Efficient blisk manufacturing by transferring biological principles to process planning
Complex process planning processes and costly run-in processes: Cost drivers of BLISK manufacturing.
Blade-integrated disks (blisks) are geometrically complex rotating components used in the compressor of an aircraft engine. Manufacturing these safety-critical components is cost-intensive because production times are very long and tolerances are extremely tight.
Special machining strategies, so-called "multi-blade strategies", defined by around 50 different CAM parameters, are used in process planning. About 15 of them have a significant influence on process and part quality, and they must be individually adapted to the respective blisk geometry. If, for example, the process planners now intend to test three different values for each of the 15 parameters for CAM planning, this results in more than 14 million possible solutions - an enormous computational effort. In practice, CAM planners can therefore only try out a fraction of the possible variants for capacity reasons, and they have to evaluate the results with their experience knowledge.
So-called run-in processes are then carried out. This means that possible machining strategies and process parameters are tried out on the machine. This is usually done according to the trial-and-error principle. This can be very costly because it is time-consuming and labor-intensive. With each new blisk design, this procedure is repeated, whereby the engineers and technicians, apart from their empirical knowledge, always start from scratch.
CAM planning and virtual run-in processes based on digital twins
The goal of the pilot chain A: Aviation in the EVOLOPRO research project is to significantly reduce the effort required for process planning and for the run-in process by supporting both with a so-called "simulation testbench", a software for generating and evaluating digital twins of the component. As part of the EVOLOPRO project, the Fraunhofer research team is developing such a simulation testbench.
With the simulation testbench, significantly more CAM parameters can be tested and adjusted virtually than before, since process variants are generated automatically by varying the CAM parameters. Digital twins are created from the data collected and processed in this process, which are then evaluated in a digital environment.
The run-in process can also be simplified with the help of the simulation testbench. Complex real tests are replaced by a computer-based procedure. This not only saves a lot of time, it also has the advantage that knowledge once acquired is available for later processes in the form of prepared data.
Together with the Fraunhofer IWM, the Fraunhofer IPT is initially developing process simulations to predict component states, taking into account the manufacturing process and the material. These process simulations for generating a digital twin of the blisk are integrated into the simulation testbench. Then, the fitness of the digital twin is evaluated within a digital environment. Process and component information (e.g., simulated profile deviations) are compared to requirements (e.g., required profile tolerances).

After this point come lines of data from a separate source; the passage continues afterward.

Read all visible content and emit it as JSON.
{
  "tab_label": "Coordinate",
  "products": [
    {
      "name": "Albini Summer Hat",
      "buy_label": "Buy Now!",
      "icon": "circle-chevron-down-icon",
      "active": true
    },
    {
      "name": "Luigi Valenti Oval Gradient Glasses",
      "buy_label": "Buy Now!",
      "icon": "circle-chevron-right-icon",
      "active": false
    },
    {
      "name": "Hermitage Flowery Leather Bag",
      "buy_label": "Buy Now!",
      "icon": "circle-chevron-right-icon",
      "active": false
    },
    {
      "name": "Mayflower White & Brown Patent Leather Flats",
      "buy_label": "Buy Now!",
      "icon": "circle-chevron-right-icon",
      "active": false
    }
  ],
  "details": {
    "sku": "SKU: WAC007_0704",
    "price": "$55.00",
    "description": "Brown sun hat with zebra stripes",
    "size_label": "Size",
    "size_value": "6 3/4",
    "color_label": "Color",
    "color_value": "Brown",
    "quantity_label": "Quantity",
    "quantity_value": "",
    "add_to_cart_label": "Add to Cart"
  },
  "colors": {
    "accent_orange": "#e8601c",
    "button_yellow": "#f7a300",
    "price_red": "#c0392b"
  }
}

Transfer of biological principles to process planning
Fraunhofer SCAI is developing algorithms that can be used to transfer biological design features such as "modularity", "hierarchy" and "exploratory processes" to process planning. The goal is to make process planning so flexible by implementing the algorithms - following nature's example - that accelerated process optimization is possible. In particular, the introduction of new blisk designs should be possible much faster in the future with the help of these optimization algorithms, since existing knowledge about known blisk designs can be transferred to new blisk designs.